Carbon nanotube with pressure inducing pseudogaps: Kondo effect study

TL;DR

This study investigates how hydrostatic pressure induces pseudogaps in carbon nanotubes and affects the Kondo effect, revealing pressure-driven changes in electronic properties and conductance.

Contribution

It models pressure effects via out-of-plane distortion and demonstrates the pressure-induced suppression of the Kondo peak in a T-shaped SWNT system.

Findings

Pressure opens a gap in the density of states.

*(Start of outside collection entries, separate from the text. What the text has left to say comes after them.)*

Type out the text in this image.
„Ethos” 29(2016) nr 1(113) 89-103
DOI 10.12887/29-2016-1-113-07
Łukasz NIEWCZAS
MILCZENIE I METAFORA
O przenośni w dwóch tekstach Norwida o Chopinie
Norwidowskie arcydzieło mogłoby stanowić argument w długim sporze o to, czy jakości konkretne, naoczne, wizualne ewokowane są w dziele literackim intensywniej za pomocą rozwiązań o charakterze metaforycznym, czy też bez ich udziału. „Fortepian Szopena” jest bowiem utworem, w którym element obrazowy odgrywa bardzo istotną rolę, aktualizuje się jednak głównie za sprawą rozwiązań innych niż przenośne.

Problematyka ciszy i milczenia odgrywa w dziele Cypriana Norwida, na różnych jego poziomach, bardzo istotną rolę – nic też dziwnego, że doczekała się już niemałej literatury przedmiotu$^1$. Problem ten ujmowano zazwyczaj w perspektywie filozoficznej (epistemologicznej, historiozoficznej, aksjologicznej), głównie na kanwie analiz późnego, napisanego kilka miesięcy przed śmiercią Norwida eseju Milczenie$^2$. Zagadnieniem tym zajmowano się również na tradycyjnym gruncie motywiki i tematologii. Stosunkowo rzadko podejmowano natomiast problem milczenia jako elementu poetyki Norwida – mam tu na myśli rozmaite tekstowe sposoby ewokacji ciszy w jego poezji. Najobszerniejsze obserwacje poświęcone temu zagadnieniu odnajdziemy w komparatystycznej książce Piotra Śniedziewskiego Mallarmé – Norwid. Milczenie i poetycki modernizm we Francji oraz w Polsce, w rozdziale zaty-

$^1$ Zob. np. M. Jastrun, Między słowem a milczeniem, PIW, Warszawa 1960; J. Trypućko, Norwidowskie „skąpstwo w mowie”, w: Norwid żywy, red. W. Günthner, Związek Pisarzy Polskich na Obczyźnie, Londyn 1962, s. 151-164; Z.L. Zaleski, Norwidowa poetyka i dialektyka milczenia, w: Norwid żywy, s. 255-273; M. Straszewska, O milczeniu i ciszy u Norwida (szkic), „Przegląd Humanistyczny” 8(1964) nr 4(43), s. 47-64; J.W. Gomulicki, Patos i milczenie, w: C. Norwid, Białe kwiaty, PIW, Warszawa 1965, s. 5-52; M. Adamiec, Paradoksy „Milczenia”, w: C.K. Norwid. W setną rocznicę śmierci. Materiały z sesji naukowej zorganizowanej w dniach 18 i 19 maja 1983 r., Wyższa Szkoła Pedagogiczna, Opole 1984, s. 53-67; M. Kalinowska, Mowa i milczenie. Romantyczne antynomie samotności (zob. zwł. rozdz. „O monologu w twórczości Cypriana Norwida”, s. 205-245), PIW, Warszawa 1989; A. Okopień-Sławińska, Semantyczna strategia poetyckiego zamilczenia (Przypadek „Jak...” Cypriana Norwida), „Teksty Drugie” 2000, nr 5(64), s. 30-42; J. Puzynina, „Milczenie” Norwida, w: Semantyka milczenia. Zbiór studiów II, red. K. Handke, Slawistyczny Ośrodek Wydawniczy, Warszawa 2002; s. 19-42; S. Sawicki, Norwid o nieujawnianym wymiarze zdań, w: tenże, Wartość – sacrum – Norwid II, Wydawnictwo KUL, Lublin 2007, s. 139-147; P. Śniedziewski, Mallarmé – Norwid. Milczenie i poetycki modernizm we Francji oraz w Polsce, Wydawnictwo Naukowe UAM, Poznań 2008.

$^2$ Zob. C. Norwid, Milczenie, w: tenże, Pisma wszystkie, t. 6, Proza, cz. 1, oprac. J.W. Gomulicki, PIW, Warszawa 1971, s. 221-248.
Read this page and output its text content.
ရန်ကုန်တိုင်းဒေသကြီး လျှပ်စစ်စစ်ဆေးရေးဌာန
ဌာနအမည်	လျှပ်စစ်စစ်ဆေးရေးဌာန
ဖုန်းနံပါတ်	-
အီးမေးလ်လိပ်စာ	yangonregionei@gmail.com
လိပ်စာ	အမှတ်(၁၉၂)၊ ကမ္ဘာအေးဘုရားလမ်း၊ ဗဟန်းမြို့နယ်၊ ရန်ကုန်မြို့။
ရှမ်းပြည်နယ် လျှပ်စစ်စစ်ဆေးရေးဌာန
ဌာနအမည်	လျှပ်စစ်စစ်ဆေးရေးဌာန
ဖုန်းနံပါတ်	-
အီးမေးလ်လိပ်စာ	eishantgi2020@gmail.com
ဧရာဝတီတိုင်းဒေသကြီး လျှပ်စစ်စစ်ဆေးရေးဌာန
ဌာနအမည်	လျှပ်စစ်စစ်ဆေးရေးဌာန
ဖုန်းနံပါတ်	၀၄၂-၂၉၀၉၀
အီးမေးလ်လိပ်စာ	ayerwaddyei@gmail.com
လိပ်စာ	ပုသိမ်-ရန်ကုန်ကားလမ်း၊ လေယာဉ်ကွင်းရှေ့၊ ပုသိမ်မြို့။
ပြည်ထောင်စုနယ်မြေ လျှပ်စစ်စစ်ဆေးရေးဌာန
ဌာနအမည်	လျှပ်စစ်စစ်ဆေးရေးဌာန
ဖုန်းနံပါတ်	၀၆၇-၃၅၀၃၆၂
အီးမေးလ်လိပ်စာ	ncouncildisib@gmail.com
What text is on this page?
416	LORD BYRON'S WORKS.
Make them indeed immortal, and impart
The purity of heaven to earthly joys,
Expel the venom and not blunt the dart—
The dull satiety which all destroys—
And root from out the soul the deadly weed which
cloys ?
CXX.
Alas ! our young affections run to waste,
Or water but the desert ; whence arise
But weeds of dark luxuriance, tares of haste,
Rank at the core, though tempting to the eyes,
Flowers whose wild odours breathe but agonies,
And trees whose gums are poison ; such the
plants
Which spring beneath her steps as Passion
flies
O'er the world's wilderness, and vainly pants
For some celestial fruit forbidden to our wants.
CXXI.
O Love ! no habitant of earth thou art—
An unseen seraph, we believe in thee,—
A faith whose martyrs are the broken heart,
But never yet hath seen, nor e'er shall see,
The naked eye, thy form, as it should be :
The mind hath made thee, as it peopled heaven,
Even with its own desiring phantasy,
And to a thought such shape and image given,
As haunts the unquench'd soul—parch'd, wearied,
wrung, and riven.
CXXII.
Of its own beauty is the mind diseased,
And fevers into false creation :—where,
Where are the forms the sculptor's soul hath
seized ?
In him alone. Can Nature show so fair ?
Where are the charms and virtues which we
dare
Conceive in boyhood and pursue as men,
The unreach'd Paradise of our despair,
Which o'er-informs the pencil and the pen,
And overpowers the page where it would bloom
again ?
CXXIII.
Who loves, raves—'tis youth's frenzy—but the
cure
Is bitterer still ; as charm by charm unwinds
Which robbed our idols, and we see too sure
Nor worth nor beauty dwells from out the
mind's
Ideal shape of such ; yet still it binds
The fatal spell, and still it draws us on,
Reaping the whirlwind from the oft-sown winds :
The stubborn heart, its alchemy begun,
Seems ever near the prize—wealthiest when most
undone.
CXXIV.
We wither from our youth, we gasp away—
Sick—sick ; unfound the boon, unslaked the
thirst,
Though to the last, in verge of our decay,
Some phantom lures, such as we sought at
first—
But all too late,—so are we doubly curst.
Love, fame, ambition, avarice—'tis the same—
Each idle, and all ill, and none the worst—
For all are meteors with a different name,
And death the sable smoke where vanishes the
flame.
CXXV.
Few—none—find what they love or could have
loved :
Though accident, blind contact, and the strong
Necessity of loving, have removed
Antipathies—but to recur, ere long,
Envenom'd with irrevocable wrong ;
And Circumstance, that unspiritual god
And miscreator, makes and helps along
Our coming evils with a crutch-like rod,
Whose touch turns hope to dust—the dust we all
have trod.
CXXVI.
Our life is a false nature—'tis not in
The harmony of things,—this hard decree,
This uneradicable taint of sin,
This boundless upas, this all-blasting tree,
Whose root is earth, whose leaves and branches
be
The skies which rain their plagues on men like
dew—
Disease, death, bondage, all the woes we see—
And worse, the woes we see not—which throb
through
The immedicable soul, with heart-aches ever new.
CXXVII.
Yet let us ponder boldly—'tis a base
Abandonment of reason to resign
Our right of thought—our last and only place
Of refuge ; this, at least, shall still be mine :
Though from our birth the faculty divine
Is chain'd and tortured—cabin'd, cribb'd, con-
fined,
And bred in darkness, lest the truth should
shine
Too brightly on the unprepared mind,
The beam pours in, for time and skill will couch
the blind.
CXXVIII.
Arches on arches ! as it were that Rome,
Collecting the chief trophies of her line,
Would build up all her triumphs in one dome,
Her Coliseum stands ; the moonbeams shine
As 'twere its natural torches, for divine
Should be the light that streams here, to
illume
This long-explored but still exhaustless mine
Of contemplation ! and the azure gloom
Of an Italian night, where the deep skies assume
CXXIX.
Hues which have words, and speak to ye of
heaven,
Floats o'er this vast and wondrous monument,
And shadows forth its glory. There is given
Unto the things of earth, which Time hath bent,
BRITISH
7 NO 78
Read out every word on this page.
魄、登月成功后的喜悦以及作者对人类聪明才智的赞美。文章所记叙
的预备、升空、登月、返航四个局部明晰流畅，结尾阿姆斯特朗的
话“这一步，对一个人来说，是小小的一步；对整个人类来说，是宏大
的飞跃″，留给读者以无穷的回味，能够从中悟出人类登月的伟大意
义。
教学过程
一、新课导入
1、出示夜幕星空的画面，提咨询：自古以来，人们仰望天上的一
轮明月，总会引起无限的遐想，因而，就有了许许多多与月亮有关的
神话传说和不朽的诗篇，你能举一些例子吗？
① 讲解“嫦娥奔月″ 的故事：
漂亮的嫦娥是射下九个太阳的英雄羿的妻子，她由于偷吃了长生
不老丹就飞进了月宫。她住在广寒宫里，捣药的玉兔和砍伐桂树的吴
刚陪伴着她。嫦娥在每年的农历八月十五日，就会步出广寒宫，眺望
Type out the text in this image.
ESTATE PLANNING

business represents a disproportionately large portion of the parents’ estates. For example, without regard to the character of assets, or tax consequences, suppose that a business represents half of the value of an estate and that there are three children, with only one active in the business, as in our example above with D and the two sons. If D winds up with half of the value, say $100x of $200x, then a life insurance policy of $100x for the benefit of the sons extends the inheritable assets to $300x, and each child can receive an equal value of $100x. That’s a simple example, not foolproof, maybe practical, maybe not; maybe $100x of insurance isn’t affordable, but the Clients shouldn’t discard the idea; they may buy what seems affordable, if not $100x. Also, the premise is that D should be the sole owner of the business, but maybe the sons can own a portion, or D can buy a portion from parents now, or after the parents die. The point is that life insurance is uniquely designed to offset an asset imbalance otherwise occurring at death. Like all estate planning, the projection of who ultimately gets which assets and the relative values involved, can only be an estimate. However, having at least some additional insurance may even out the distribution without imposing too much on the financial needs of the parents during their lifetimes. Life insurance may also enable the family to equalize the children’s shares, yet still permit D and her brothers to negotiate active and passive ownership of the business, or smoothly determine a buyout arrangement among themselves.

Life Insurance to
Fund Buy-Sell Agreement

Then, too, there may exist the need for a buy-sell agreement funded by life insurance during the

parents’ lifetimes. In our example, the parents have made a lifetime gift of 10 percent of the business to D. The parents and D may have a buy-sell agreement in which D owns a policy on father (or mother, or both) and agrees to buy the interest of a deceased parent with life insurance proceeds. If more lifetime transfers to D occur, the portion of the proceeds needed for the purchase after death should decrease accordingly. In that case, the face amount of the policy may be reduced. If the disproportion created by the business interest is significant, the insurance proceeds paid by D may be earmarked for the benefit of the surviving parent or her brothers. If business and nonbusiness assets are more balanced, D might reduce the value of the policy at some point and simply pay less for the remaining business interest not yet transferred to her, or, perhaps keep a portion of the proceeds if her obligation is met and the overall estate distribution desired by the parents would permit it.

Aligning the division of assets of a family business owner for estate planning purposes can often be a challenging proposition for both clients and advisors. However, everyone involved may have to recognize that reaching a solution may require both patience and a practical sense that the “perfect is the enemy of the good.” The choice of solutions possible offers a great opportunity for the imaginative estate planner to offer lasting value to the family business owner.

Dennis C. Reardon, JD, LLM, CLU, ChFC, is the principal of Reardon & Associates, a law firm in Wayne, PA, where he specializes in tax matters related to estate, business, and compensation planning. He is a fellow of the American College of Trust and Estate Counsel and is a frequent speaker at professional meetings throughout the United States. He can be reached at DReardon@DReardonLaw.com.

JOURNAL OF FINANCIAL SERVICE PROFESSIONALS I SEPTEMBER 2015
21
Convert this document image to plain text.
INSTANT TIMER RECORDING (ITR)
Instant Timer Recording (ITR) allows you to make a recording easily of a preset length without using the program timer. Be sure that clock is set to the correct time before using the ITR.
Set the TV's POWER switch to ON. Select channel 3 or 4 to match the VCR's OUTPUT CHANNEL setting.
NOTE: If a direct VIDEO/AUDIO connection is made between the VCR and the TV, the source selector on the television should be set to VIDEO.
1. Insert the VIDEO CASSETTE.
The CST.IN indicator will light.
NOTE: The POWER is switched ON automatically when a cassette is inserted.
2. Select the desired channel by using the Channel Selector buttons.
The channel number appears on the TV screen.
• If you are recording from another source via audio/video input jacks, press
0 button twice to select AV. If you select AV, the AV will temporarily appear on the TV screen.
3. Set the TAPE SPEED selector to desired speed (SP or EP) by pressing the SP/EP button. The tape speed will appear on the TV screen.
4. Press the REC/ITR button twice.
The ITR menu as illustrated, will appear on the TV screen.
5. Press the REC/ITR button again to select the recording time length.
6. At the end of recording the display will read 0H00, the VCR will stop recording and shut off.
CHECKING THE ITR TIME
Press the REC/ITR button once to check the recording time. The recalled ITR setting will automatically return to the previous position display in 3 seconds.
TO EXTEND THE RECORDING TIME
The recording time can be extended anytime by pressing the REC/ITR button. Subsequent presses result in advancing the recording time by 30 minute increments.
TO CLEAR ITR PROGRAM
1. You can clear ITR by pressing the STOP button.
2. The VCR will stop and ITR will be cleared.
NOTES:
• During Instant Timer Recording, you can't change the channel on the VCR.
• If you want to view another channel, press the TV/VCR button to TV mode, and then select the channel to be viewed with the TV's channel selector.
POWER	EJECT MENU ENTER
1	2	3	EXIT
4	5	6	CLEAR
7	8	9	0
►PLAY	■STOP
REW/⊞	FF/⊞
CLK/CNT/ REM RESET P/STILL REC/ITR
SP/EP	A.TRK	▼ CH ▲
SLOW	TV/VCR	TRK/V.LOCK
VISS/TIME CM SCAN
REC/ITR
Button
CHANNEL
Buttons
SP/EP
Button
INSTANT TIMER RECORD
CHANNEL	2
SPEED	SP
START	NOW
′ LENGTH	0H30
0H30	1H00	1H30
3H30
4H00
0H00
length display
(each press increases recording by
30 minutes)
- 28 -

Kondo peak diminishes as the gap forms.

Conductance is strongly influenced by pressure.

Abstract

In this work we are interested to studying the Kondo effect present in a system with a $T$-shape ligation between a single-wall carbon nanotube (SWNT) and a magnetic impurity. The system has been studied under hydrostatic pressure and it was observed the opening of the gap in the density of states of the zigzag metallic tube. The pressure can be modeled by the Pierls instability and in this work we consider the out-of-plane distortion. A tight-binding approximation is used to calculate the SWNT Green's functions with hydrostatic pressure applied. We studied the disappearance of the Kondo peak as the gap opens. Moreover, we observed the strong influence of the pressure in the conductance curve that can be explained by the variation of Kondo peak height. The Kondo effect was reproduced with the atomic approach with $U\rightarrow\infty$ developed previously. Results of the electronic density of states and curves of the conductance are presented.